Étudiants étrangers : Claude Guéant veut éteindre l’incendie avec un arrosoir

Suite au tollé provoqué par la sortie de la circulaire du 31 mai, le ministère de l’intérieur a publié hier un nouveau texte avec l’appui du ministre de l’enseignement supérieur pour « corriger les malentendus » (Laurent Wauquiez) de ces derniers mois. Pour l’UNEF, le compte n’y est pas.

Des « assouplissements » qui ne sont pas à la hauteur

En préconisant un nouvel examen de la situation des étudiants concernés, le ministère reconnaît l’absurdité de sa circulaire mais ne propose que des modifications à la marge.

1)      « mettre en œuvre le dispositif de l’article L. 311-11 du CESEDA », article relatif à l’Autorisation Provisoire de Séjour

Le premier assouplissement présenté par le gouvernement concerne l’APS (Autorisation Provisoire de Séjour). Le texte propose de faciliter l’examen des dossiers en donnant la possibilité à un étudiant de master 2 de fournir une attestation à la préfecture, cosignée de son directeur d’établissement et de son employeur, certifiant qu’il remplit bien l’ensemble des conditions de l’APS.

La demande d’APS doit pourtant se faire 4 mois avant l’expiration du titre de séjour. L’APS devient donc une mesure ne concernant que les étudiants de niveau M2 ayant obtenu une promesse d’embauche 4 mois avant d’être en situation irrégulière soit une très grande minorité d’entre eux.

Outre les rigidités administratives l’UNEF rappelle au gouvernement que la loi ne prévoit pas que l’APS ne soit délivrée qu’aux étudiants qui ont trouvé un emploi.
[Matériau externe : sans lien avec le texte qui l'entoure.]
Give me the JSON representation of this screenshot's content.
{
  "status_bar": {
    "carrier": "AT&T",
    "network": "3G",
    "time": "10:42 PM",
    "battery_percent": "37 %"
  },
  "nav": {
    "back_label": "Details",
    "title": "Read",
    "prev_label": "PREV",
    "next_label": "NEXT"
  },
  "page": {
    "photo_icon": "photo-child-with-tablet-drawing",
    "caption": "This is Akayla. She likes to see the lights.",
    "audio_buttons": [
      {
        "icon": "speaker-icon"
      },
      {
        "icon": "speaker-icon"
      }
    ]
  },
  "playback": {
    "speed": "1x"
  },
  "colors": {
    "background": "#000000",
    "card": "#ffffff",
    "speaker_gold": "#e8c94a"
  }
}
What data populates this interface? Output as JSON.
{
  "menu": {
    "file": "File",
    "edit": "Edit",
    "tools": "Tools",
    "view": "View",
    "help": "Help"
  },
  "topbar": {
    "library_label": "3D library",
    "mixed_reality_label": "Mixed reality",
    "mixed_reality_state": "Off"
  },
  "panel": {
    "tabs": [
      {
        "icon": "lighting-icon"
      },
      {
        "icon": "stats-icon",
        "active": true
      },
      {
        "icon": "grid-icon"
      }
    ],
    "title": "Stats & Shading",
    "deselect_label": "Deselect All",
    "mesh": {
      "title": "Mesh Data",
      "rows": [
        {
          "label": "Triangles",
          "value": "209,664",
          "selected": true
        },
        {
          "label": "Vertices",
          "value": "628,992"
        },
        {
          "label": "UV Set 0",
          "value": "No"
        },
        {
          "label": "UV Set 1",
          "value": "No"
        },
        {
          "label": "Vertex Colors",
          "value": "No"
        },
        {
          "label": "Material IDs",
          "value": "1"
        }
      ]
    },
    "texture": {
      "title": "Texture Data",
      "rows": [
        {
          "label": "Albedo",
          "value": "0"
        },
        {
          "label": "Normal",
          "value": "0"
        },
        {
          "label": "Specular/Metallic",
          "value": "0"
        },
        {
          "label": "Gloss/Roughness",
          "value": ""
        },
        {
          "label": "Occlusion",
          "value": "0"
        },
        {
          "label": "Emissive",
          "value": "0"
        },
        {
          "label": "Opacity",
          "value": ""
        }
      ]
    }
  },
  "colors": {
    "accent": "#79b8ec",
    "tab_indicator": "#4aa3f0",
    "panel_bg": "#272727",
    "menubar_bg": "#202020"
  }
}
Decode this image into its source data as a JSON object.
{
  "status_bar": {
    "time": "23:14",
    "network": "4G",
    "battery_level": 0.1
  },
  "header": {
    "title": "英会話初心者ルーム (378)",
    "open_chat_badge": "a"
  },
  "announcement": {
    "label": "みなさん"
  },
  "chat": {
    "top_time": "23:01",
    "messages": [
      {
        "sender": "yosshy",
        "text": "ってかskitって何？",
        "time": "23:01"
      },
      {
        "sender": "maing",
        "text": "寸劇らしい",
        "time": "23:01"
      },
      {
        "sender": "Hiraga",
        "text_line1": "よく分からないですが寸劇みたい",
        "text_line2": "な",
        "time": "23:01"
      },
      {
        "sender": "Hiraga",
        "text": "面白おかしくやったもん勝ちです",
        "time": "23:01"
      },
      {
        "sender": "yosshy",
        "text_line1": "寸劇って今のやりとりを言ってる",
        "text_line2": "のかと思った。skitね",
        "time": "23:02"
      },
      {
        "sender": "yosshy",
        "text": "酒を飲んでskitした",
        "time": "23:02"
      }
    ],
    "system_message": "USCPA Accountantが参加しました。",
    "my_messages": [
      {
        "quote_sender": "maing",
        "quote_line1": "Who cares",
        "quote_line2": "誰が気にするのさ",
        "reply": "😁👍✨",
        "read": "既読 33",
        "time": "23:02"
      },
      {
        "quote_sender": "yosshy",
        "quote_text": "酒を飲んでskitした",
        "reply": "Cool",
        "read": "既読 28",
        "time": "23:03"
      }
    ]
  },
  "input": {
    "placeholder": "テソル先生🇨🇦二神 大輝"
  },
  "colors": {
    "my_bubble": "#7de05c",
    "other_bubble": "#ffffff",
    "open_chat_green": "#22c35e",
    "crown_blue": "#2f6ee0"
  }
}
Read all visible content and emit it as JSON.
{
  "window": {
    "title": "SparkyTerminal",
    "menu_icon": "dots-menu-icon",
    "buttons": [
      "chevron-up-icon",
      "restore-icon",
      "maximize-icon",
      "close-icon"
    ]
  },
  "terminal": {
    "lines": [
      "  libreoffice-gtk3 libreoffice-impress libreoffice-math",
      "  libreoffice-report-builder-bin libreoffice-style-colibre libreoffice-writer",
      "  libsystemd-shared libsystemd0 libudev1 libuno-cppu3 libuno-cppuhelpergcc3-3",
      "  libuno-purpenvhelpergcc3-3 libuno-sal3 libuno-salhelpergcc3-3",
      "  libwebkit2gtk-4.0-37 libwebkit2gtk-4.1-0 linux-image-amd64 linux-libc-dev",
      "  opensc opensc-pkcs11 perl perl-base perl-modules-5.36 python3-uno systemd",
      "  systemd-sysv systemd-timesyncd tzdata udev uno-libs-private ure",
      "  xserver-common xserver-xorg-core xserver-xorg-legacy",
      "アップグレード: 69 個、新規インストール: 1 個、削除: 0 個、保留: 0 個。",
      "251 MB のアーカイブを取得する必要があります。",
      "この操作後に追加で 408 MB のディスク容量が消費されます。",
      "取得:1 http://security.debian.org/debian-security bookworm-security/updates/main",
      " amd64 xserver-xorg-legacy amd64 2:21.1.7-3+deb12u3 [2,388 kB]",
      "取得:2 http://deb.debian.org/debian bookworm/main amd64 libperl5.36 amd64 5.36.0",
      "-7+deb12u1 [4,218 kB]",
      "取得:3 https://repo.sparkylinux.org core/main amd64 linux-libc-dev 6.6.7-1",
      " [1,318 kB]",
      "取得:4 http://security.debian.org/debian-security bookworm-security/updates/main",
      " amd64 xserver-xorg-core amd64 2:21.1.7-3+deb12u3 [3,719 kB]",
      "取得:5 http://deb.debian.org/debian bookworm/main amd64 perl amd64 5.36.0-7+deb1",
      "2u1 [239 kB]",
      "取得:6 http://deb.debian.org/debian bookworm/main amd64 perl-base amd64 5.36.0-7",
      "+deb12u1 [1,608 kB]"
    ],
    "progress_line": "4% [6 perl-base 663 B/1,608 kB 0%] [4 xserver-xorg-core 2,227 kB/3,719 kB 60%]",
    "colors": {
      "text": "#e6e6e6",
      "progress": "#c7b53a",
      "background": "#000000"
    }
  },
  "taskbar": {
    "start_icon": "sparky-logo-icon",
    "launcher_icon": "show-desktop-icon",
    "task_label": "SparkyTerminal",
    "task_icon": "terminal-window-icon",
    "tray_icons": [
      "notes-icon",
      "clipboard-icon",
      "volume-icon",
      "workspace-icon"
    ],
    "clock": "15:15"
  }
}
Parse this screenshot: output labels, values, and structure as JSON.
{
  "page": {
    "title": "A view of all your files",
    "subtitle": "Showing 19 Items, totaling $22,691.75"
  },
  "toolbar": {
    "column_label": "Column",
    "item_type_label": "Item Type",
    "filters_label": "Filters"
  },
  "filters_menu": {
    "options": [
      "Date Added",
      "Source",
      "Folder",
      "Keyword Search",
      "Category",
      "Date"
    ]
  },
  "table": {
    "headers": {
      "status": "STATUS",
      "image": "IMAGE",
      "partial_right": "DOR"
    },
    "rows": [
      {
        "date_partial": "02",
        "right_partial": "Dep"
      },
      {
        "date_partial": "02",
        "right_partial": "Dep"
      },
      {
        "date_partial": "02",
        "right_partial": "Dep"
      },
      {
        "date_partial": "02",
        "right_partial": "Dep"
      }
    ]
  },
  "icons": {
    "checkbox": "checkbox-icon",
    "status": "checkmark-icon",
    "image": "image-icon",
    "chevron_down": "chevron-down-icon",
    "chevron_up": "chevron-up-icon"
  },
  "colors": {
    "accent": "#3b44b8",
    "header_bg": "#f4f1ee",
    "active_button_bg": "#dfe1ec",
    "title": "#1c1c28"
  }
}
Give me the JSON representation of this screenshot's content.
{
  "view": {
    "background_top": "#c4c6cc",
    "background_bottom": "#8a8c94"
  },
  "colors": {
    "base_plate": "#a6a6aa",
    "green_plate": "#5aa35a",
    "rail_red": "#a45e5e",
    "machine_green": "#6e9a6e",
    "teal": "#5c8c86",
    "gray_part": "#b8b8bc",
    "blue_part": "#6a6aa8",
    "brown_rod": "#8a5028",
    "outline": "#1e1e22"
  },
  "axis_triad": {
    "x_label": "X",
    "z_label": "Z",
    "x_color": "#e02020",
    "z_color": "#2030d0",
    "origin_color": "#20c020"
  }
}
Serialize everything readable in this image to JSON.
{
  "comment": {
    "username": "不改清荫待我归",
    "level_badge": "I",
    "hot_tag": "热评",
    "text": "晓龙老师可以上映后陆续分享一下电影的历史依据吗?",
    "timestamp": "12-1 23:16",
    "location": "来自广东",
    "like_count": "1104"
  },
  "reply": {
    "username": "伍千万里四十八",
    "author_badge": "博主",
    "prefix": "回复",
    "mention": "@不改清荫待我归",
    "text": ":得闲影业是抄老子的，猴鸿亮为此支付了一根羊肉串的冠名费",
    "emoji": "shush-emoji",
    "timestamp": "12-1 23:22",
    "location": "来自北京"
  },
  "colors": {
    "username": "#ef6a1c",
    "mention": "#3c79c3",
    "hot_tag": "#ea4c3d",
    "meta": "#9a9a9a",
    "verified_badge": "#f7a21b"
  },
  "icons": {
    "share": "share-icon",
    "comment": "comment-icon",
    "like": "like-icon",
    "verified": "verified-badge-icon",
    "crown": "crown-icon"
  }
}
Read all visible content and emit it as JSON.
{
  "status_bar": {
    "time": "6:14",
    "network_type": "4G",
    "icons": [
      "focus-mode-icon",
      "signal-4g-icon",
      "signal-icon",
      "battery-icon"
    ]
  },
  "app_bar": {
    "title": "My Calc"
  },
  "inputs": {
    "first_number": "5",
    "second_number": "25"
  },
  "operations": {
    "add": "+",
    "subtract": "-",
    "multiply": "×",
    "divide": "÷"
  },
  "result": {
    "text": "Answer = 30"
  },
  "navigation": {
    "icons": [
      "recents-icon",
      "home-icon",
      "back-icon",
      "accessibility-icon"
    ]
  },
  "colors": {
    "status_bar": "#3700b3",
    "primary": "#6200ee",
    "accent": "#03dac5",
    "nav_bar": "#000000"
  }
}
En effet, le code CESEDA (article 311-11) prévoit que l’APS bénéficie principalement aux étudiants en recherche d’emploi, en vue d’obtenir un statut de salarié. Le ministre tente de faire passer un écart à la loi pour une avancée.

2)     Changement de statut : des assouplissements…au cas par cas

Loin de sortir de la logique de cas par cas, comme l’exigeaient les étudiants, la nouvelle circulaire se contente de consignes aux préfectures aussi précises que « faire en sorte que la nécessaire maîtrise de l’immigration professionnelle ne se fasse pas au détriment de l’attractivité du système d’enseignement supérieur français ». Le nouveau texte ne pose donc aucune garantie qui tendrait à rassurer les étudiants et à offrir un traitement plus juste et égalitaire, mais adapte la logique insupportable du cas par cas pour des étudiants diplômés à la mode du moment.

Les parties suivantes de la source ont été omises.